The included bag is enough to keep the headphones protected in a backpack, but these aren’t the most portable, mainly because they aren’t foldable. If you’re keeping them at your desk this isn’t a huge deal, but it’s worth noting for the space-conscious.
The Plantronics BackBeat PRO make pairing easy, automatically entering pairing mode when you turn them on for the first time in addition to offering NFC pairing functionality. A 3.5 mm cable complete with mic and remote offers wired connectivity which is nice, though the headphones don’t work in passive mode, needing they still need to be powered on. Of course this would be necessary for the active noise cancellation to work anyway.
The Bluetooth version is 4.0, and the range is somewhat unusually claimed as up to 330 feet or 100 meters. We weren’t able to test this functionality, but getting up to 40 feet away caused no additional stuttering. I say additional because stuttering was occasionally an issue, even with the headphones a mere three feet from the device they were connected too. This wasn’t constant issue, but it popped up often enough to make it clear that it wasn’t a fluke.
The current trend in controls seems to be toward the minimalistic, but the BackBeat PROs totally ignore this, packing in a ton of controls. The right earcup holds the on / off slider, mute button, volume dial, and a dedicated button for answering and ending calls. The left earcup is where you’ll find the ANC on / off slider, play button, NFC button, and a dial for skipping forward and backward.

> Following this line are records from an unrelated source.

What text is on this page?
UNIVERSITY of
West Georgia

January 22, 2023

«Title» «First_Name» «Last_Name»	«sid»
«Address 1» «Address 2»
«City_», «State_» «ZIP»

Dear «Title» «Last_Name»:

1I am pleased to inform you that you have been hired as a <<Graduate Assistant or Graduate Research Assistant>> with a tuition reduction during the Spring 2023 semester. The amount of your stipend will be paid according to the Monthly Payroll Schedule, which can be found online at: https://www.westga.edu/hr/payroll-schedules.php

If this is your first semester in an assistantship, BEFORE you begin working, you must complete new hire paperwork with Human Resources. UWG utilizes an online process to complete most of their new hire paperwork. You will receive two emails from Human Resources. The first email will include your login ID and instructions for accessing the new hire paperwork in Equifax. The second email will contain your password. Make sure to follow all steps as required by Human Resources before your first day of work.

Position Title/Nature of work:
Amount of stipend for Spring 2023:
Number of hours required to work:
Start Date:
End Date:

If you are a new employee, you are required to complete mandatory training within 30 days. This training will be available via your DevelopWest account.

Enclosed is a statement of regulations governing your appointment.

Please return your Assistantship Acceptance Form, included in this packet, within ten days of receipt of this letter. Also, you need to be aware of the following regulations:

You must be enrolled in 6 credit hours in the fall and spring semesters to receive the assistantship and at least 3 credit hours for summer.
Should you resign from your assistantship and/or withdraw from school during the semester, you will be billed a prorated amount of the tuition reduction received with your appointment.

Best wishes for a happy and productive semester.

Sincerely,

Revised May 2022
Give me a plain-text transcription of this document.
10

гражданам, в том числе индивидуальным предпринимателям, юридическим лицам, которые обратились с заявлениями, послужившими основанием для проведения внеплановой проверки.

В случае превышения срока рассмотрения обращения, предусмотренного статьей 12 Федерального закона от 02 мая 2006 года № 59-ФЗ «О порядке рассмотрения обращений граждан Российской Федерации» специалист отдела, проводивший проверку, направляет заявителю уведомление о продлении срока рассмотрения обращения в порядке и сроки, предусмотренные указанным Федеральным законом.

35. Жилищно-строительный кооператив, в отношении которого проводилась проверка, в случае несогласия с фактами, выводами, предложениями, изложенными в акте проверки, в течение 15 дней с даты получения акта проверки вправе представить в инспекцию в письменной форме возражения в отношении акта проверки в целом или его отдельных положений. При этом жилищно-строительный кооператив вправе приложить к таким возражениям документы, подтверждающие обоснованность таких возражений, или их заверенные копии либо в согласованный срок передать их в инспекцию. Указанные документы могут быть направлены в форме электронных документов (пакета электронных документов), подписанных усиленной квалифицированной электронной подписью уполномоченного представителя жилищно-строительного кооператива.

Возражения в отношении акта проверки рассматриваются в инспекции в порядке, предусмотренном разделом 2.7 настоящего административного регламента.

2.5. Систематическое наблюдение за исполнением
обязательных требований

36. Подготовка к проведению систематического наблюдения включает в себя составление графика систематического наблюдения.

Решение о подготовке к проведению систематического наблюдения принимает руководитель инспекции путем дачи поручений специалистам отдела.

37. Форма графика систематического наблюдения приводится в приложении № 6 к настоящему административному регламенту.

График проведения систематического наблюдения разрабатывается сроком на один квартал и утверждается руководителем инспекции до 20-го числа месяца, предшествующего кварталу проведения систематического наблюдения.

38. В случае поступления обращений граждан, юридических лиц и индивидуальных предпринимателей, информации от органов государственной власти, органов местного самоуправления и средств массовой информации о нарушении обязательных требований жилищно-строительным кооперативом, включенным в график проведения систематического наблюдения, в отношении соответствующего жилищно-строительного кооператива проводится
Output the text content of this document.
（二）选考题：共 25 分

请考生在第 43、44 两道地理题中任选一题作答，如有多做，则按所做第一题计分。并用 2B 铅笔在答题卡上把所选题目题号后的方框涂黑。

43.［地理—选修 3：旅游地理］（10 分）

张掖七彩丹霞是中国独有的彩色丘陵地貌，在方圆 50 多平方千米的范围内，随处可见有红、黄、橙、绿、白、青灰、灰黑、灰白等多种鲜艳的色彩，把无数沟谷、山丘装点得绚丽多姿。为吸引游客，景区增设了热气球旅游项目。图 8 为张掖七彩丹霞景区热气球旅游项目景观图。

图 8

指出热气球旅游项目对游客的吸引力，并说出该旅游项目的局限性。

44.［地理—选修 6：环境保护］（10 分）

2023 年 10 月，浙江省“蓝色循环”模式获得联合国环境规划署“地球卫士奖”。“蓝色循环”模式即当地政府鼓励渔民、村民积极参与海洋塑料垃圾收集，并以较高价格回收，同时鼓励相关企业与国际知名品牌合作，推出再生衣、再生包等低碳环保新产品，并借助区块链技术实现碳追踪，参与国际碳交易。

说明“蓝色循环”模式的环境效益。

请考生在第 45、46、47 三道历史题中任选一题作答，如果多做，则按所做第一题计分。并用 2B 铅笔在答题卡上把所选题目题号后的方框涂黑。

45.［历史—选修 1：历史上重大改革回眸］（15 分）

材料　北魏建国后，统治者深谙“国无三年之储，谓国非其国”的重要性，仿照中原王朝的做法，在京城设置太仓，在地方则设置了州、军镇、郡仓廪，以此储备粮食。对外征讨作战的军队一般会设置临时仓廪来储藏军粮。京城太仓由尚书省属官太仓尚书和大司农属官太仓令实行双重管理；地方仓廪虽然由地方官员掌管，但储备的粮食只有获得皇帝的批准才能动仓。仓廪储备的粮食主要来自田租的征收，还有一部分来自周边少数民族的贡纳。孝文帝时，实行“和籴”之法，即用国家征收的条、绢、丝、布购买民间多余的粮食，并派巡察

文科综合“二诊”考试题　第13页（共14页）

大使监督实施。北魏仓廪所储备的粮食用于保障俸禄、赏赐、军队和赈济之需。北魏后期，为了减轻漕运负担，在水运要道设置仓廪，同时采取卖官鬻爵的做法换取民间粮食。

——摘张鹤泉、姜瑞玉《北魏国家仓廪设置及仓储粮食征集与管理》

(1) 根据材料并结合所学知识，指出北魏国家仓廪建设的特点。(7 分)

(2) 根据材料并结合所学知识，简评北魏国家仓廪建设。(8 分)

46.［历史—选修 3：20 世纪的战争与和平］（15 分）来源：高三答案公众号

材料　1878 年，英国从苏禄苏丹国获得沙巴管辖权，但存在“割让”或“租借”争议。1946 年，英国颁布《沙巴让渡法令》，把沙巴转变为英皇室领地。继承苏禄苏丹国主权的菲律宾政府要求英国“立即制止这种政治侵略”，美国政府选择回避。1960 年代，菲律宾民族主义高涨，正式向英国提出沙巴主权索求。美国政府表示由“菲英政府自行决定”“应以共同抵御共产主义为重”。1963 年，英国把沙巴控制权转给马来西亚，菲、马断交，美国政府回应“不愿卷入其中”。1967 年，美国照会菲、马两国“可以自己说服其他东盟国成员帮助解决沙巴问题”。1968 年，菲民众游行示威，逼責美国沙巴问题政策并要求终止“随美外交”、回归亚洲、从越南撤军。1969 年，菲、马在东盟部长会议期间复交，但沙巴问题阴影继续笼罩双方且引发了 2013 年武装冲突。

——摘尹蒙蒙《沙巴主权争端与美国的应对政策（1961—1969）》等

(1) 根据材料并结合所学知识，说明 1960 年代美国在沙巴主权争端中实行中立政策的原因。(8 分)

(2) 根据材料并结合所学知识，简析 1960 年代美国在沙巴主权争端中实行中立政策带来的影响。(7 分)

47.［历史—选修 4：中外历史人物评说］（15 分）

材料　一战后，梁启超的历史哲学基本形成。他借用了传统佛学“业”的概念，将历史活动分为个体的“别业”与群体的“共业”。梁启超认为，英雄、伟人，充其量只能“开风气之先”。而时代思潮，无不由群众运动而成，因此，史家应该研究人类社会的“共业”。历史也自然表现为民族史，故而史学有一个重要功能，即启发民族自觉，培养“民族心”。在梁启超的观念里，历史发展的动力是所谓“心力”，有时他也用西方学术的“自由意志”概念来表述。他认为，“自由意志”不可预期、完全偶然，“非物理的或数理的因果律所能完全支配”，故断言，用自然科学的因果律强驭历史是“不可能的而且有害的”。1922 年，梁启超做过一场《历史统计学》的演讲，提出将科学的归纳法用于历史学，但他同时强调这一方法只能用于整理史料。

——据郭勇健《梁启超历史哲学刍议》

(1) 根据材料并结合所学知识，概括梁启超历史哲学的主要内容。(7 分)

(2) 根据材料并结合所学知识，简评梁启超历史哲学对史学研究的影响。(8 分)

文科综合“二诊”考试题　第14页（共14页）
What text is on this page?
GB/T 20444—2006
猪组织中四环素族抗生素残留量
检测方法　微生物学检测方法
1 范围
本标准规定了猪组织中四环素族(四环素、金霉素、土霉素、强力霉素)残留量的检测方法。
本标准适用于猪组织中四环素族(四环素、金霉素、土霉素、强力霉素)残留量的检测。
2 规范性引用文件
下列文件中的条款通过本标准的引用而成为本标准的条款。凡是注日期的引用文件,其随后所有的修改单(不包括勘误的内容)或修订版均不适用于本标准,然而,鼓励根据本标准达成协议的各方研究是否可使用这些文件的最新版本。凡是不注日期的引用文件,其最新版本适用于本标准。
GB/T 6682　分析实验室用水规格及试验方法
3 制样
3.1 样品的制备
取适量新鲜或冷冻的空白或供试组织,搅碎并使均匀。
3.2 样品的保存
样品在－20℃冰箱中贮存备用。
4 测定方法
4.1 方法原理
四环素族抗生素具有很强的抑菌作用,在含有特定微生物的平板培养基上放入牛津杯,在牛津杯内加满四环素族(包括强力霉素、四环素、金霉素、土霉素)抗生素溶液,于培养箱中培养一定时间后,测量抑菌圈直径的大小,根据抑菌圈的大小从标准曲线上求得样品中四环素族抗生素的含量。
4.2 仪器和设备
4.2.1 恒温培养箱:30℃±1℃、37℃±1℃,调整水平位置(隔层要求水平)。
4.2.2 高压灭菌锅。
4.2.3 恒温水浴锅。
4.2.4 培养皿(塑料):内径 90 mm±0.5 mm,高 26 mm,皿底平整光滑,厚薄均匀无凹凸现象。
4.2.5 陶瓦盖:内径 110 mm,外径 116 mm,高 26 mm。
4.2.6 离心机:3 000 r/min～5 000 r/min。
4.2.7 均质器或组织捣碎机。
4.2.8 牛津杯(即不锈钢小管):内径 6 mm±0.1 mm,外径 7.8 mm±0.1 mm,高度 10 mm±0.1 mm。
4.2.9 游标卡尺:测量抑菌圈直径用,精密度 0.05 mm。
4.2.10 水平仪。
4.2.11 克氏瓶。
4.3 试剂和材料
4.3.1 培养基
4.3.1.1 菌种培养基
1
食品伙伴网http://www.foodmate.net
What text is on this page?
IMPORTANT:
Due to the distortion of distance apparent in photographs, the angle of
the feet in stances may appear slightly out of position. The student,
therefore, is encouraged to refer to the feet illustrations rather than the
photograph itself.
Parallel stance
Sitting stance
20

Plantronics claims a battery life of up to 24 hours for the BackBeat PRO, and during testing we got fairly close to this at around 22.5 hours. Unlike a lot of headphones, there’s no need to guess how much juice they’ve got left before pairing, as there’s an LED battery meter on the side. Charge time is around 3 hours, so the charge to play time ratio is excellent.
Like the BackBeat GO, the PROs feature Plantronics’ DeepSleep hibernation mode, which automatically activates when the headphones aren’t in use for a while. This is said to extend battery life for up to 6 months, though this obviously isn’t something we were able to test.
I mentioned it earlier, but active noise cancellation is a tricky thing. In the case of the Plantronics BackBeat PROs, it works well, but with a few caveats. Unlike some other headphones we’ve tested, it isn’t very effective when you’re not playing anything. If you’re playing music or listening to a particuarly boisterous podcast, however, the active noise cancellation does a good job at blocking out whatever is going on around you.
The lows are certainly powerful, but they feel somewhat overhyped. While you can feel the sub-bass, there is a boomy quality somewhat higher up the frequency range that can muddy up the signal and hurt the overall definition at times.
The mids sound almost dialed back a bit, but that’s more likely due to a boost in the bass range and lower mids than it is to any actual cuts further up the midrange. Vocals are very forward, which wouldn’t be possible with a severe cut in the mids.
Highs are generally crisp, offering clear details on percussion as well as bringing breath, lip smacks and other vocal details that can go unheard on other headphones to the foreground.
Soundstage is good, and stereo cues are very clear. Certain vocals lend the feeling that the singer is standing behind you whispering in your ear, which would be far more creepy if that were actually happening.
We’ve seen better wireless headphones before, and we will again (if you don’t believe me, just wait for our next review), but they all have and generally will cost far more than the Plantronics BackBeat PROs. For the price, this is an excellent pair of headphones. Considering the features, I’m not even sure how Plantonics managed to keep the price so low. If I were you, I wouldn’t worry about that, but I would give these headphones a shot. They’re definitely worth it.